ACTUS LOCALESJUSTICE

Délibéré le 22 février pour l’affaire Alcatel-Honotua

© Radio 1

Le procès en appel de la retentissante affaire « Alcatel-Honotua » a été mis en délibéré au 22 février. Jeudi, les huit avocats des prévenus ont ressorti leurs arguments défendus en première instance pour demander la confirmation de la relaxe générale, estimant que le dossier était « mal ficelé ». Pourtant, l’avocat général, José Thorel, s’est appuyé sur deux récentes jurisprudences pour requérir de fortes peines d’amendes et des peines d’inéligibilités.

Le procès en appel pour « favoritisme » et « complicité de favoritisme » dans l’affaire de la passation de marché de construction du câble sous-marin Honotua, entre l’OPT et Alcatel Submarine Networks, s’est poursuivi jeudi avec les plaidoiries des huit avocats de la défense. Mercredi soir, l’avocat général, José Thorel, avait requis des peines d’amende allant de 2 à 3 millions de Fcfp et la relaxe pour Georges Puchon. Jeudi matin, la parole a été donnée d’abord aux avocats des protagonistes locaux de l’affaire : les trois anciens PCA de l’OPT, Alphonse Teriierooiterai, Jean-Alain Frébault, Jean-Paul Barral et l’ancien conseiller spécial de l’OPT et actuel directeur du Port autonome, Georges Puchon. Il leur est reproché d’avoir demandé à ASN de proroger son offre contre l’avis du conseil d’administration. Le conseil de Jean-Paul Barral, Me Neuffer, estime que l’enquête ne reproche rien à son client. Il affirme ne pas comprendre pourquoi une relaxe avait été requise en première instance, et en appel une peine d’amende.
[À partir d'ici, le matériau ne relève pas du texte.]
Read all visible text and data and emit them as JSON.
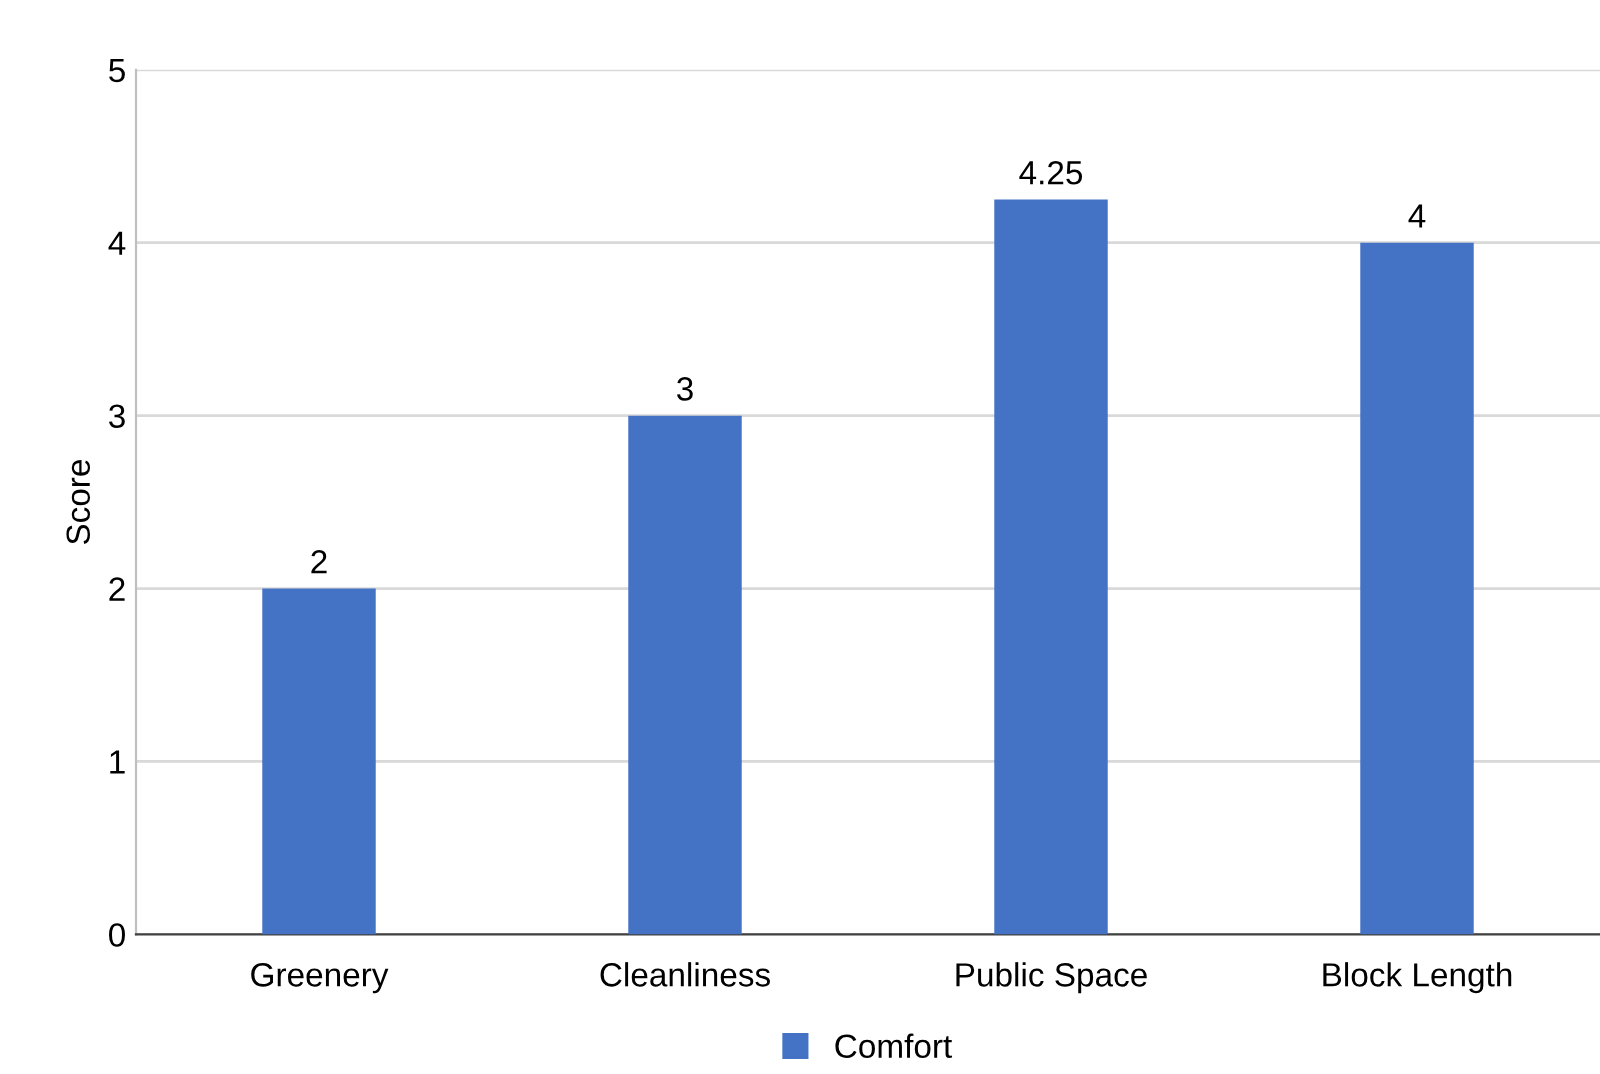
{
  "chart_data": {
    "type": "bar",
    "ylabel": "Score",
    "categories": [
      "Greenery",
      "Cleanliness",
      "Public Space",
      "Block Length"
    ],
    "series": [
      {
        "name": "Comfort",
        "color": "#4472c4",
        "values": [
          2,
          3,
          4.25,
          4
        ]
      }
    ],
    "ylim": [
      0,
      5
    ],
    "yticks": [
      0,
      1,
      2,
      3,
      4,
      5
    ],
    "grid": "y",
    "legend": "bottom",
    "data_labels": true
  }
}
Même défense du côté du conseil de Jean-Alain Frébault, le bâtonnier Me Jacquet considère qu’une fois les offres dépouillées, il ne peut plus y avoir d’infraction.

Me Jourdaine, conseil d’Alphonse Teriierooiterai, juge que l’appel du parquet « ne critique pas » les éléments présentés par le tribunal de première instance pour motiver la relaxe générale.
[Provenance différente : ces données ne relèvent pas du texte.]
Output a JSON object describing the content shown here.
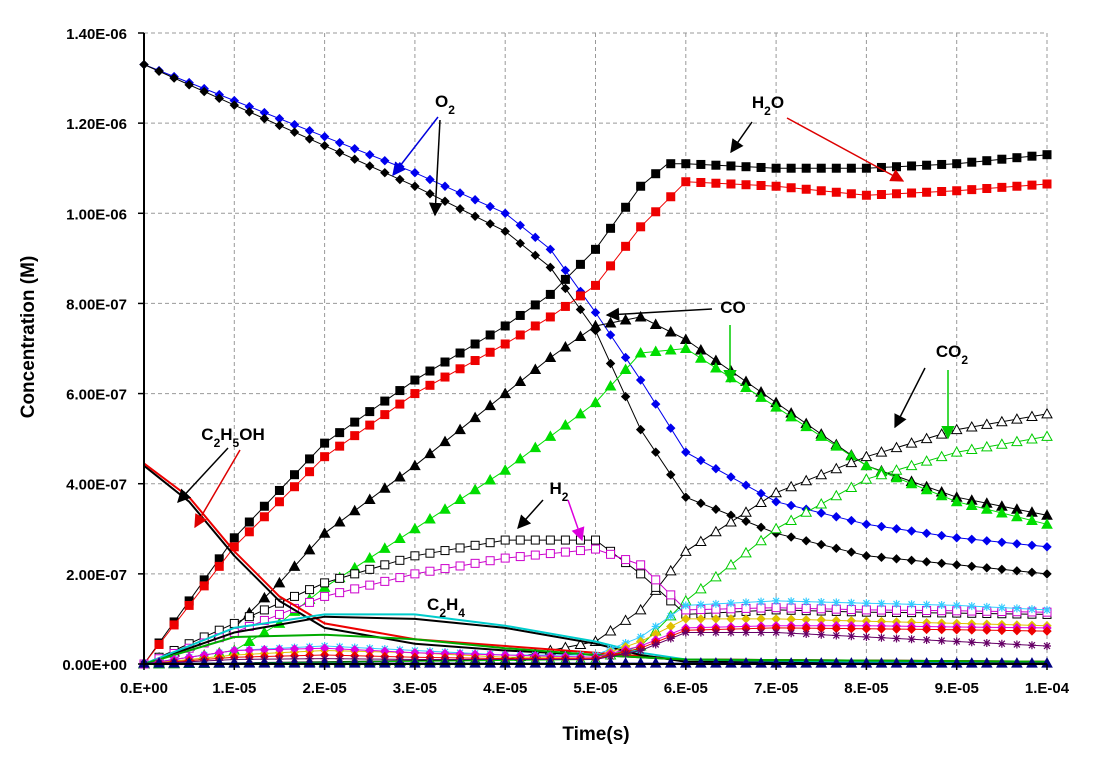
{
  "chart_data": {
    "type": "line",
    "title": "",
    "xlabel": "Time(s)",
    "ylabel": "Concentration (M)",
    "xlim": [
      0,
      0.0001
    ],
    "ylim": [
      0,
      1.4e-06
    ],
    "grid": true,
    "x_tick_labels": [
      "0.E+00",
      "1.E-05",
      "2.E-05",
      "3.E-05",
      "4.E-05",
      "5.E-05",
      "6.E-05",
      "7.E-05",
      "8.E-05",
      "9.E-05",
      "1.E-04"
    ],
    "y_tick_labels": [
      "0.00E+00",
      "2.00E-07",
      "4.00E-07",
      "6.00E-07",
      "8.00E-07",
      "1.00E-06",
      "1.20E-06",
      "1.40E-06"
    ],
    "annotations": [
      {
        "base": "O",
        "sub": "2",
        "tail": "",
        "species": "O2"
      },
      {
        "base": "H",
        "sub": "2",
        "tail": "O",
        "species": "H2O"
      },
      {
        "base": "CO",
        "sub": "",
        "tail": "",
        "species": "CO"
      },
      {
        "base": "CO",
        "sub": "2",
        "tail": "",
        "species": "CO2"
      },
      {
        "base": "C",
        "sub": "2",
        "tail": "H",
        "sub2": "5",
        "tail2": "OH",
        "species": "C2H5OH"
      },
      {
        "base": "H",
        "sub": "2",
        "tail": "",
        "species": "H2"
      },
      {
        "base": "C",
        "sub": "2",
        "tail": "H",
        "sub2": "4",
        "tail2": "",
        "species": "C2H4"
      }
    ],
    "series": [
      {
        "id": "o2_blue",
        "color": "#0000ee",
        "marker": "diamond",
        "fill": true,
        "points": [
          [
            0,
            1.33e-06
          ],
          [
            1e-05,
            1.25e-06
          ],
          [
            2e-05,
            1.17e-06
          ],
          [
            3e-05,
            1.09e-06
          ],
          [
            4e-05,
            1e-06
          ],
          [
            4.5e-05,
            9.2e-07
          ],
          [
            5e-05,
            7.8e-07
          ],
          [
            5.5e-05,
            6.3e-07
          ],
          [
            6e-05,
            4.7e-07
          ],
          [
            7e-05,
            3.6e-07
          ],
          [
            8e-05,
            3.1e-07
          ],
          [
            9e-05,
            2.8e-07
          ],
          [
            0.0001,
            2.6e-07
          ]
        ]
      },
      {
        "id": "o2_black",
        "color": "#000000",
        "marker": "diamond",
        "fill": true,
        "points": [
          [
            0,
            1.33e-06
          ],
          [
            1e-05,
            1.24e-06
          ],
          [
            2e-05,
            1.15e-06
          ],
          [
            3e-05,
            1.06e-06
          ],
          [
            4e-05,
            9.6e-07
          ],
          [
            4.5e-05,
            8.8e-07
          ],
          [
            5e-05,
            7.4e-07
          ],
          [
            5.5e-05,
            5.2e-07
          ],
          [
            6e-05,
            3.7e-07
          ],
          [
            7e-05,
            2.9e-07
          ],
          [
            8e-05,
            2.4e-07
          ],
          [
            9e-05,
            2.2e-07
          ],
          [
            0.0001,
            2e-07
          ]
        ]
      },
      {
        "id": "h2o_black",
        "color": "#000000",
        "marker": "square",
        "fill": true,
        "points": [
          [
            0,
            0
          ],
          [
            5e-06,
            1.4e-07
          ],
          [
            1e-05,
            2.8e-07
          ],
          [
            2e-05,
            4.9e-07
          ],
          [
            3e-05,
            6.3e-07
          ],
          [
            4e-05,
            7.5e-07
          ],
          [
            4.5e-05,
            8.2e-07
          ],
          [
            5e-05,
            9.2e-07
          ],
          [
            5.5e-05,
            1.06e-06
          ],
          [
            5.8e-05,
            1.11e-06
          ],
          [
            6e-05,
            1.11e-06
          ],
          [
            7e-05,
            1.1e-06
          ],
          [
            8e-05,
            1.1e-06
          ],
          [
            9e-05,
            1.11e-06
          ],
          [
            0.0001,
            1.13e-06
          ]
        ]
      },
      {
        "id": "h2o_red",
        "color": "#ee0000",
        "marker": "square",
        "fill": true,
        "points": [
          [
            0,
            0
          ],
          [
            5e-06,
            1.3e-07
          ],
          [
            1e-05,
            2.6e-07
          ],
          [
            2e-05,
            4.6e-07
          ],
          [
            3e-05,
            6e-07
          ],
          [
            4e-05,
            7.1e-07
          ],
          [
            4.5e-05,
            7.7e-07
          ],
          [
            5e-05,
            8.4e-07
          ],
          [
            5.5e-05,
            9.7e-07
          ],
          [
            6e-05,
            1.07e-06
          ],
          [
            7e-05,
            1.06e-06
          ],
          [
            8e-05,
            1.04e-06
          ],
          [
            9e-05,
            1.05e-06
          ],
          [
            0.0001,
            1.065e-06
          ]
        ]
      },
      {
        "id": "co_black",
        "color": "#000000",
        "marker": "triangle",
        "fill": true,
        "points": [
          [
            0,
            0
          ],
          [
            1e-05,
            8e-08
          ],
          [
            1.5e-05,
            1.8e-07
          ],
          [
            2e-05,
            2.9e-07
          ],
          [
            3e-05,
            4.4e-07
          ],
          [
            4e-05,
            6e-07
          ],
          [
            4.5e-05,
            6.8e-07
          ],
          [
            5e-05,
            7.5e-07
          ],
          [
            5.5e-05,
            7.7e-07
          ],
          [
            6e-05,
            7.2e-07
          ],
          [
            7e-05,
            5.8e-07
          ],
          [
            8e-05,
            4.4e-07
          ],
          [
            9e-05,
            3.7e-07
          ],
          [
            0.0001,
            3.3e-07
          ]
        ]
      },
      {
        "id": "co_green",
        "color": "#00dd00",
        "marker": "triangle",
        "fill": true,
        "points": [
          [
            0,
            0
          ],
          [
            1e-05,
            3e-08
          ],
          [
            1.5e-05,
            9e-08
          ],
          [
            2e-05,
            1.7e-07
          ],
          [
            3e-05,
            3e-07
          ],
          [
            4e-05,
            4.3e-07
          ],
          [
            5e-05,
            5.8e-07
          ],
          [
            5.5e-05,
            6.9e-07
          ],
          [
            6e-05,
            7e-07
          ],
          [
            7e-05,
            5.7e-07
          ],
          [
            8e-05,
            4.4e-07
          ],
          [
            9e-05,
            3.6e-07
          ],
          [
            0.0001,
            3.1e-07
          ]
        ]
      },
      {
        "id": "co2_black",
        "color": "#000000",
        "marker": "triangle",
        "fill": false,
        "points": [
          [
            0,
            0
          ],
          [
            4e-05,
            1e-08
          ],
          [
            5e-05,
            5e-08
          ],
          [
            5.5e-05,
            1.2e-07
          ],
          [
            6e-05,
            2.5e-07
          ],
          [
            7e-05,
            3.8e-07
          ],
          [
            8e-05,
            4.6e-07
          ],
          [
            9e-05,
            5.2e-07
          ],
          [
            0.0001,
            5.55e-07
          ]
        ]
      },
      {
        "id": "co2_green",
        "color": "#00cc00",
        "marker": "triangle",
        "fill": false,
        "points": [
          [
            0,
            0
          ],
          [
            5e-05,
            1e-08
          ],
          [
            5.5e-05,
            4e-08
          ],
          [
            6e-05,
            1.4e-07
          ],
          [
            7e-05,
            3e-07
          ],
          [
            8e-05,
            4.1e-07
          ],
          [
            9e-05,
            4.7e-07
          ],
          [
            0.0001,
            5.05e-07
          ]
        ]
      },
      {
        "id": "h2_black",
        "color": "#000000",
        "marker": "square",
        "fill": false,
        "points": [
          [
            0,
            0
          ],
          [
            1e-05,
            9e-08
          ],
          [
            2e-05,
            1.8e-07
          ],
          [
            3e-05,
            2.4e-07
          ],
          [
            4e-05,
            2.75e-07
          ],
          [
            5e-05,
            2.75e-07
          ],
          [
            5.5e-05,
            2e-07
          ],
          [
            6e-05,
            1.1e-07
          ],
          [
            7e-05,
            1.2e-07
          ],
          [
            8e-05,
            1.15e-07
          ],
          [
            9e-05,
            1.13e-07
          ],
          [
            0.0001,
            1.1e-07
          ]
        ]
      },
      {
        "id": "h2_magenta",
        "color": "#cc00cc",
        "marker": "square",
        "fill": false,
        "points": [
          [
            0,
            0
          ],
          [
            1e-05,
            7e-08
          ],
          [
            2e-05,
            1.5e-07
          ],
          [
            3e-05,
            2e-07
          ],
          [
            4e-05,
            2.35e-07
          ],
          [
            5e-05,
            2.55e-07
          ],
          [
            5.5e-05,
            2.2e-07
          ],
          [
            6e-05,
            1.2e-07
          ],
          [
            7e-05,
            1.25e-07
          ],
          [
            8e-05,
            1.2e-07
          ],
          [
            9e-05,
            1.18e-07
          ],
          [
            0.0001,
            1.15e-07
          ]
        ]
      },
      {
        "id": "c2h5oh_black",
        "color": "#000000",
        "marker": "none",
        "fill": false,
        "points": [
          [
            0,
            4.4e-07
          ],
          [
            5e-06,
            3.6e-07
          ],
          [
            1e-05,
            2.4e-07
          ],
          [
            1.5e-05,
            1.4e-07
          ],
          [
            2e-05,
            8e-08
          ],
          [
            3e-05,
            4.5e-08
          ],
          [
            4e-05,
            3e-08
          ],
          [
            5e-05,
            2e-08
          ],
          [
            6e-05,
            1e-08
          ],
          [
            0.0001,
            5e-09
          ]
        ]
      },
      {
        "id": "c2h5oh_red",
        "color": "#ee0000",
        "marker": "none",
        "fill": false,
        "points": [
          [
            0,
            4.45e-07
          ],
          [
            5e-06,
            3.7e-07
          ],
          [
            1e-05,
            2.5e-07
          ],
          [
            1.5e-05,
            1.5e-07
          ],
          [
            2e-05,
            9e-08
          ],
          [
            3e-05,
            5.5e-08
          ],
          [
            4e-05,
            4e-08
          ],
          [
            5e-05,
            2.5e-08
          ],
          [
            6e-05,
            1e-08
          ],
          [
            0.0001,
            5e-09
          ]
        ]
      },
      {
        "id": "c2h4_black",
        "color": "#000000",
        "marker": "none",
        "fill": false,
        "points": [
          [
            0,
            0
          ],
          [
            1e-05,
            7e-08
          ],
          [
            2e-05,
            1.05e-07
          ],
          [
            3e-05,
            1e-07
          ],
          [
            4e-05,
            8e-08
          ],
          [
            5e-05,
            4.5e-08
          ],
          [
            5.5e-05,
            2e-08
          ],
          [
            6e-05,
            5e-09
          ],
          [
            0.0001,
            0
          ]
        ]
      },
      {
        "id": "c2h4_cyan",
        "color": "#00cccc",
        "marker": "none",
        "fill": false,
        "points": [
          [
            0,
            0
          ],
          [
            1e-05,
            8e-08
          ],
          [
            2e-05,
            1.1e-07
          ],
          [
            3e-05,
            1.1e-07
          ],
          [
            4e-05,
            8.5e-08
          ],
          [
            5e-05,
            5e-08
          ],
          [
            5.5e-05,
            2.5e-08
          ],
          [
            6e-05,
            1e-08
          ],
          [
            0.0001,
            0
          ]
        ]
      },
      {
        "id": "minor_cyan_star",
        "color": "#33ccff",
        "marker": "star",
        "fill": false,
        "points": [
          [
            0,
            0
          ],
          [
            1e-05,
            3e-08
          ],
          [
            2e-05,
            4e-08
          ],
          [
            3e-05,
            3e-08
          ],
          [
            4e-05,
            2e-08
          ],
          [
            5e-05,
            2e-08
          ],
          [
            5.5e-05,
            6e-08
          ],
          [
            6e-05,
            1.3e-07
          ],
          [
            7e-05,
            1.4e-07
          ],
          [
            8e-05,
            1.35e-07
          ],
          [
            9e-05,
            1.3e-07
          ],
          [
            0.0001,
            1.2e-07
          ]
        ]
      },
      {
        "id": "minor_yellow",
        "color": "#e0c000",
        "marker": "diamond",
        "fill": true,
        "points": [
          [
            0,
            0
          ],
          [
            1e-05,
            2e-08
          ],
          [
            2e-05,
            3e-08
          ],
          [
            3e-05,
            2.5e-08
          ],
          [
            4e-05,
            1.5e-08
          ],
          [
            5e-05,
            1.5e-08
          ],
          [
            5.5e-05,
            5e-08
          ],
          [
            6e-05,
            1e-07
          ],
          [
            7e-05,
            1e-07
          ],
          [
            8e-05,
            9.5e-08
          ],
          [
            9e-05,
            9e-08
          ],
          [
            0.0001,
            8.5e-08
          ]
        ]
      },
      {
        "id": "minor_green_line",
        "color": "#00aa00",
        "marker": "none",
        "fill": false,
        "points": [
          [
            0,
            0
          ],
          [
            1e-05,
            6e-08
          ],
          [
            2e-05,
            6.5e-08
          ],
          [
            3e-05,
            5.5e-08
          ],
          [
            4e-05,
            3.5e-08
          ],
          [
            5e-05,
            2e-08
          ],
          [
            6e-05,
            1e-08
          ],
          [
            0.0001,
            5e-09
          ]
        ]
      },
      {
        "id": "minor_magenta",
        "color": "#dd00dd",
        "marker": "diamond",
        "fill": true,
        "points": [
          [
            0,
            0
          ],
          [
            1e-05,
            3e-08
          ],
          [
            2e-05,
            3.5e-08
          ],
          [
            3e-05,
            2.5e-08
          ],
          [
            4e-05,
            2e-08
          ],
          [
            5e-05,
            1.5e-08
          ],
          [
            5.5e-05,
            4e-08
          ],
          [
            6e-05,
            8e-08
          ],
          [
            7e-05,
            8.5e-08
          ],
          [
            8e-05,
            8.5e-08
          ],
          [
            9e-05,
            8.2e-08
          ],
          [
            0.0001,
            8e-08
          ]
        ]
      },
      {
        "id": "minor_red",
        "color": "#ee0000",
        "marker": "diamond",
        "fill": true,
        "points": [
          [
            0,
            0
          ],
          [
            1e-05,
            1.5e-08
          ],
          [
            2e-05,
            2e-08
          ],
          [
            3e-05,
            1.5e-08
          ],
          [
            4e-05,
            1.2e-08
          ],
          [
            5e-05,
            1.2e-08
          ],
          [
            5.5e-05,
            3.5e-08
          ],
          [
            6e-05,
            7.5e-08
          ],
          [
            7e-05,
            8e-08
          ],
          [
            8e-05,
            7.8e-08
          ],
          [
            9e-05,
            7.6e-08
          ],
          [
            0.0001,
            7.3e-08
          ]
        ]
      },
      {
        "id": "minor_purple_star",
        "color": "#660066",
        "marker": "star",
        "fill": false,
        "points": [
          [
            0,
            0
          ],
          [
            1e-05,
            1e-08
          ],
          [
            2e-05,
            1.2e-08
          ],
          [
            3e-05,
            1e-08
          ],
          [
            4e-05,
            1e-08
          ],
          [
            5e-05,
            1e-08
          ],
          [
            5.5e-05,
            3e-08
          ],
          [
            6e-05,
            7e-08
          ],
          [
            7e-05,
            7e-08
          ],
          [
            8e-05,
            6e-08
          ],
          [
            9e-05,
            5e-08
          ],
          [
            0.0001,
            4e-08
          ]
        ]
      },
      {
        "id": "minor_navy",
        "color": "#000080",
        "marker": "triangle",
        "fill": true,
        "points": [
          [
            0,
            2e-09
          ],
          [
            5e-05,
            2e-09
          ],
          [
            0.0001,
            2e-09
          ]
        ]
      }
    ]
  }
}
Même son de cloche du côté des avocats parisiens de Jean-Claude Billy, Georges Krebs et Jean Godeluck. Ils estiment que le dossier « ne tient pas » et que « rien ne permet de dire qu’il y a eu concertation ou manœuvre ». Pour les avocats, il n’y a pas de « complicité de favoritisme » puisqu’il n’y a pas de « favoritisme ».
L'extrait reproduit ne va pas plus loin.